Configurational entropy — the entropy associated with the number of distinct spatial arrangements available to a system — is one of the most important quantities in statistical mechanics and one of the hardest to compute. Direct enumeration is impossible for realistic systems: the number of configurations grows combinatorially with particle number. Free energy methods work but require extensive sampling across thermodynamic states. Specialized techniques like thermodynamic integration or the two-phase thermodynamic method give accurate results but require careful setup and are computationally expensive.

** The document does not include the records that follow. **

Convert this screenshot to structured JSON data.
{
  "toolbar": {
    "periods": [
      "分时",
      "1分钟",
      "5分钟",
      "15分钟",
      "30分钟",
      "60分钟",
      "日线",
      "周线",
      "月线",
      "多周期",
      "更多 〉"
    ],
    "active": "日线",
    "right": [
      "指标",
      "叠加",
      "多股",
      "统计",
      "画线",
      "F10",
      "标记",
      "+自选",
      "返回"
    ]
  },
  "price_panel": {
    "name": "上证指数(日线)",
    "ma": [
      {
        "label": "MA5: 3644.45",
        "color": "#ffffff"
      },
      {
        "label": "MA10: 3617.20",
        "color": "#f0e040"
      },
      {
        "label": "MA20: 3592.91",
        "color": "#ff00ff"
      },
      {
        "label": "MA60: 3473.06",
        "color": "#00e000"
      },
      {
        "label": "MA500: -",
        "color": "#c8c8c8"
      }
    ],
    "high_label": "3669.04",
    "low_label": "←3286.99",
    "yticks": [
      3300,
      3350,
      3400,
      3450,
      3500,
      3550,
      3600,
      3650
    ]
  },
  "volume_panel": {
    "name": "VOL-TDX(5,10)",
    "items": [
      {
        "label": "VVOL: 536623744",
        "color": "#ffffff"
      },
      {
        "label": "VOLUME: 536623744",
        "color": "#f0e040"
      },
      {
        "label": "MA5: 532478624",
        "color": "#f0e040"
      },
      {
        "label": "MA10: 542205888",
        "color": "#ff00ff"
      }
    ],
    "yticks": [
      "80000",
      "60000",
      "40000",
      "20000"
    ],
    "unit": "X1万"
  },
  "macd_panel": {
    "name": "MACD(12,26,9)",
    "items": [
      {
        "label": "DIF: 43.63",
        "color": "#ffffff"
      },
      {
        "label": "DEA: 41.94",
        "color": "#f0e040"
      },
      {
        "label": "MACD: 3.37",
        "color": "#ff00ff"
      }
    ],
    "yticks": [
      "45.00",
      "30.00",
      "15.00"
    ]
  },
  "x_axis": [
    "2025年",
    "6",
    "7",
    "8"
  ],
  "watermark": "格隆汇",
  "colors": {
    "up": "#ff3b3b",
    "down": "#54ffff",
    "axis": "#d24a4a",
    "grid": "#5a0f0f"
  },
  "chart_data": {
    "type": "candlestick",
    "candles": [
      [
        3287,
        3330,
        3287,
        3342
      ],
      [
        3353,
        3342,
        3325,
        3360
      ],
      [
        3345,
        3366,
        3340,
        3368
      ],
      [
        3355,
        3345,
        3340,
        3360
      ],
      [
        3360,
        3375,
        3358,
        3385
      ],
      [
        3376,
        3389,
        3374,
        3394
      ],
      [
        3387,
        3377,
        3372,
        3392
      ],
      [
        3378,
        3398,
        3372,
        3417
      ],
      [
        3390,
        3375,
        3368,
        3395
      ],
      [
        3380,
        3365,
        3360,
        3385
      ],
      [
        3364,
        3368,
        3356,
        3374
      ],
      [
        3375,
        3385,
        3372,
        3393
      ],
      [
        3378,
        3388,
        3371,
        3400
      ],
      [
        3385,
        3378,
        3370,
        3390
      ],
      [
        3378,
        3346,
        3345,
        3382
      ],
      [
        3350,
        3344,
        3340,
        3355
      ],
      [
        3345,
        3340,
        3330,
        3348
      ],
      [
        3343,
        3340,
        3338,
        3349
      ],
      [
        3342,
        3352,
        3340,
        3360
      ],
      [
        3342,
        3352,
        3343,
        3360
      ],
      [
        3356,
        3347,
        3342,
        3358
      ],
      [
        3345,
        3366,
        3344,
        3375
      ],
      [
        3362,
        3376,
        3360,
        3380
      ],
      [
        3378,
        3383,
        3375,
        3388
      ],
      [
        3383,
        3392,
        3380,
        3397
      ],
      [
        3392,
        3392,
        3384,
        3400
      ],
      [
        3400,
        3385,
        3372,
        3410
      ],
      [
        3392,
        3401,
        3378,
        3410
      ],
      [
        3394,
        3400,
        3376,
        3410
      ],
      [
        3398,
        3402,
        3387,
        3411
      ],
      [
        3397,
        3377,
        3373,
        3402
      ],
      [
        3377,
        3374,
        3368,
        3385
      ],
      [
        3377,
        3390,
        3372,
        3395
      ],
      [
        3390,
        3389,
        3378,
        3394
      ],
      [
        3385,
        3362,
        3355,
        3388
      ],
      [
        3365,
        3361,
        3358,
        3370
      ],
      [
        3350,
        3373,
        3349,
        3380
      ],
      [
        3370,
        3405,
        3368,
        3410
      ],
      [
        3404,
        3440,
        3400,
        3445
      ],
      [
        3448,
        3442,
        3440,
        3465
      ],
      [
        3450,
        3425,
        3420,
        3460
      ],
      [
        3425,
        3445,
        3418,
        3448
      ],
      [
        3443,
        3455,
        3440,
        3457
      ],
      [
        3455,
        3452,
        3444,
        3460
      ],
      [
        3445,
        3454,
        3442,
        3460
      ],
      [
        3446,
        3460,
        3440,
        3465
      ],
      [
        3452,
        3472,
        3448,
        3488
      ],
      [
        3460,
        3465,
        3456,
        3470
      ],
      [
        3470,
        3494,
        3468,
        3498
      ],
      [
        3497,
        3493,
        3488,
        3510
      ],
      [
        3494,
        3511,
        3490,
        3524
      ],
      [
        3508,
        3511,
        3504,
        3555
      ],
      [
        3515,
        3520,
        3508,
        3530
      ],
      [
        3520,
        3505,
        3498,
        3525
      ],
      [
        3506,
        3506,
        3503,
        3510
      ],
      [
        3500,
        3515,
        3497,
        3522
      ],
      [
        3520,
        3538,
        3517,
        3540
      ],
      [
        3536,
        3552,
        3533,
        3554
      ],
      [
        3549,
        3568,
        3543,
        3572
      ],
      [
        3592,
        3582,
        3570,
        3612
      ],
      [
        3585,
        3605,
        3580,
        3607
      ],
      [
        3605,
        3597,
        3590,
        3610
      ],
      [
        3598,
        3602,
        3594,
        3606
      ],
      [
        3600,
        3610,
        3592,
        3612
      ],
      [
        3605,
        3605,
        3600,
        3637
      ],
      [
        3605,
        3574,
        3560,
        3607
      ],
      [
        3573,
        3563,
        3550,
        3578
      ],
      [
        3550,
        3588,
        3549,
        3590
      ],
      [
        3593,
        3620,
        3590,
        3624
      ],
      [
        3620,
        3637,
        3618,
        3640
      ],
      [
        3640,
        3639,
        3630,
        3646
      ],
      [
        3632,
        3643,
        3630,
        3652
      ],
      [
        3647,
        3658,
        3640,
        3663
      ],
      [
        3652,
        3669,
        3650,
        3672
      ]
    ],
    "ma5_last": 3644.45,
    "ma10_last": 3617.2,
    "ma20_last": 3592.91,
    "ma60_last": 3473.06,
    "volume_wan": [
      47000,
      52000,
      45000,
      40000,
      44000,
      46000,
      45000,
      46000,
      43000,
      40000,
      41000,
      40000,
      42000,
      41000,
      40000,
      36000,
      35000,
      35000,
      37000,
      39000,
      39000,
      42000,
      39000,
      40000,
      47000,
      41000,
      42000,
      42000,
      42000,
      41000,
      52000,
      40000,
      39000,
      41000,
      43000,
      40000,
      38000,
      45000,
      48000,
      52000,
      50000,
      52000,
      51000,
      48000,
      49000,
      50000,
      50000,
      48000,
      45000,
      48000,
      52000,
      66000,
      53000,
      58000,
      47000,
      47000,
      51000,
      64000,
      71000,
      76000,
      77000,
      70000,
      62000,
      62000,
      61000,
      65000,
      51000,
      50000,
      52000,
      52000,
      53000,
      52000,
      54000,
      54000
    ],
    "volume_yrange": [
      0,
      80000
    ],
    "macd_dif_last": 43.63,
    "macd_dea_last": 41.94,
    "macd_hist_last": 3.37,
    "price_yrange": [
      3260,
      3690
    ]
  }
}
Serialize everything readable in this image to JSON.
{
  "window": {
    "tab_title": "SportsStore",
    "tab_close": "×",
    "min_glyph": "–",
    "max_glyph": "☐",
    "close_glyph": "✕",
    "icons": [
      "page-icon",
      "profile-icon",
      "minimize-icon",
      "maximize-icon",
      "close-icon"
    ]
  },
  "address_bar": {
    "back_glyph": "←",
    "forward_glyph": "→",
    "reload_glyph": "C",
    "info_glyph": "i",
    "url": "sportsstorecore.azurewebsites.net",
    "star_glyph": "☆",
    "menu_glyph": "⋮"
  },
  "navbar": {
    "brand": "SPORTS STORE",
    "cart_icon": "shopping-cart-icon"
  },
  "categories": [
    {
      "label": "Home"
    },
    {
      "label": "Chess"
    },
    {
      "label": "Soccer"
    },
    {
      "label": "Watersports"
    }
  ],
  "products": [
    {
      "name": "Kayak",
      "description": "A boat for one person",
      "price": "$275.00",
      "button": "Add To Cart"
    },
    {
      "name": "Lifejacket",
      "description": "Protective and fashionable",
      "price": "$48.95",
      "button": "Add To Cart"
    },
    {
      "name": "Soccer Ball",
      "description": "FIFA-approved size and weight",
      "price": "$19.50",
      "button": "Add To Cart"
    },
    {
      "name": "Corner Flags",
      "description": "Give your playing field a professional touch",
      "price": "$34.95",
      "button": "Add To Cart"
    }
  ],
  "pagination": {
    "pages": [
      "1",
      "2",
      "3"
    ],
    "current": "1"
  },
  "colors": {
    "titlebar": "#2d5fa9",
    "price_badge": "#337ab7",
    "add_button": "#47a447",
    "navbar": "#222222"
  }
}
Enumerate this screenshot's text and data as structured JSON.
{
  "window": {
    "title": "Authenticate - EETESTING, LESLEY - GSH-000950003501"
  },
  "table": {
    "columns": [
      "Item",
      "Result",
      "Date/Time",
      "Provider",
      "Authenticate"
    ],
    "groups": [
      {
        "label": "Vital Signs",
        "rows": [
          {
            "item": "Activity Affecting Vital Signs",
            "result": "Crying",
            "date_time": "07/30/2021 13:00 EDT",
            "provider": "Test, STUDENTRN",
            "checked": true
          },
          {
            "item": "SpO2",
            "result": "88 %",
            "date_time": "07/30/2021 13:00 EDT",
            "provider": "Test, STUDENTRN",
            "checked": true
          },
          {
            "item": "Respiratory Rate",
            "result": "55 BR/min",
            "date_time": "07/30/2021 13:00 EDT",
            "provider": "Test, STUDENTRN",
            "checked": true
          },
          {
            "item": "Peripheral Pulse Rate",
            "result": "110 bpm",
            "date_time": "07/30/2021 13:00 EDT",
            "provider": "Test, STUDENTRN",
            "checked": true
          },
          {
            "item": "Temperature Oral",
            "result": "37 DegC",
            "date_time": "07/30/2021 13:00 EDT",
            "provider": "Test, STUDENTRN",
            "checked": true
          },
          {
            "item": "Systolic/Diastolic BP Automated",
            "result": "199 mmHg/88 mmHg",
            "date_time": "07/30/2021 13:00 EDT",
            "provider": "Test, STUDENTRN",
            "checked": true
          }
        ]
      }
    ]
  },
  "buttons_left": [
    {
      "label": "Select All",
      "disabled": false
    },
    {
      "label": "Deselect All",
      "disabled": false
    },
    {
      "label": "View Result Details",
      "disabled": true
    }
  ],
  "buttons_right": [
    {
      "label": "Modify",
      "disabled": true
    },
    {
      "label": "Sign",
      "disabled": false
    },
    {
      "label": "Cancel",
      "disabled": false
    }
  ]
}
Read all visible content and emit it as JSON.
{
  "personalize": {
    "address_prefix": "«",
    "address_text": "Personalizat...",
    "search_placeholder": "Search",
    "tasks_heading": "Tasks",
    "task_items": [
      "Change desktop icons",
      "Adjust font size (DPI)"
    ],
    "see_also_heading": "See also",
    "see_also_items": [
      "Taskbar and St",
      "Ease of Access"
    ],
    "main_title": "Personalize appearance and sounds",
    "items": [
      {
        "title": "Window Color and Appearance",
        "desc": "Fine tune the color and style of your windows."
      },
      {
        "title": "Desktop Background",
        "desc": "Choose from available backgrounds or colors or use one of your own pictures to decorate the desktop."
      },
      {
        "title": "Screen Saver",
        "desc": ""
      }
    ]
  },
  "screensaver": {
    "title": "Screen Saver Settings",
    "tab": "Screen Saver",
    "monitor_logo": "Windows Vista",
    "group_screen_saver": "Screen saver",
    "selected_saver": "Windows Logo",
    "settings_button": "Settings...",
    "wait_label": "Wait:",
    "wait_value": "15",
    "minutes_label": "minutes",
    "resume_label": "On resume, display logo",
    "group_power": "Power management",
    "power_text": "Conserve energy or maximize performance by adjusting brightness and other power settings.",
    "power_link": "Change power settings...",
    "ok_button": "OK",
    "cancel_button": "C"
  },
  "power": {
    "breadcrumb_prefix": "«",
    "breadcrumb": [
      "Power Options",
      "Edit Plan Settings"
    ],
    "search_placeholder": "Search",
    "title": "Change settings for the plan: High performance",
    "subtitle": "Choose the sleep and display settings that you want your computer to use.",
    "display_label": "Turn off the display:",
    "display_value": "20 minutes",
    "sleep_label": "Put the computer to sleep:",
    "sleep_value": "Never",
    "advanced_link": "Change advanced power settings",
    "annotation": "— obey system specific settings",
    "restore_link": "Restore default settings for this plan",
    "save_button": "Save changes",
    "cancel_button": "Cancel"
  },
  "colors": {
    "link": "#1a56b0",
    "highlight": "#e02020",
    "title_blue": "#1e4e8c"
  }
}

Guo, Chang, and Corrente (arXiv 2602.22440, February 2026) propose a shortcut: compress the configuration. The computable information density (CID) — the length of the compressed representation of a molecular configuration divided by the original data size — provides an instantaneous estimate of configurational entropy. Ordered configurations compress well (low CID, low entropy). Disordered configurations compress poorly (high CID, high entropy). The compression ratio maps directly to the structural organization of the system.
The approach requires no prior knowledge of which structural features are relevant. No order parameters need to be defined. No reference states need to be chosen. The compression algorithm discovers the structure — or its absence — automatically, by searching for repeating patterns in the discretized configuration. A crystal, with its periodic lattice, compresses dramatically. A liquid, with its short-range order but no long-range periodicity, compresses less. A gas, with its random positions, barely compresses at all.
The validation spans four systems: Lennard-Jones crystallization (CID drops sharply at the melting point), binary phase separation (CID tracks the growth of demixed domains), polymer chain dynamics (CID distinguishes coiled from extended conformations), and amorphous carbon networks at varying densities (CID captures the continuous structural evolution from graphite-like to diamond-like bonding). In each case, CID correlates with the known thermodynamic entropy and with standard structural order parameters — but is computed from a single configuration snapshot, not from ensemble averages.
The compression-entropy connection is not a metaphor. Shannon entropy and thermodynamic entropy are the same quantity measured in different units — bits versus joules per kelvin. A configuration's compressibility measures its information content. Its information content measures its statistical weight. Its statistical weight is its entropy. The chain of equalities is exact for ideal systems and approximate but useful for interacting systems, where the compression captures both local and long-range correlations.
The method makes entropy a structural observable — something you can compute from a snapshot, not just from a trajectory.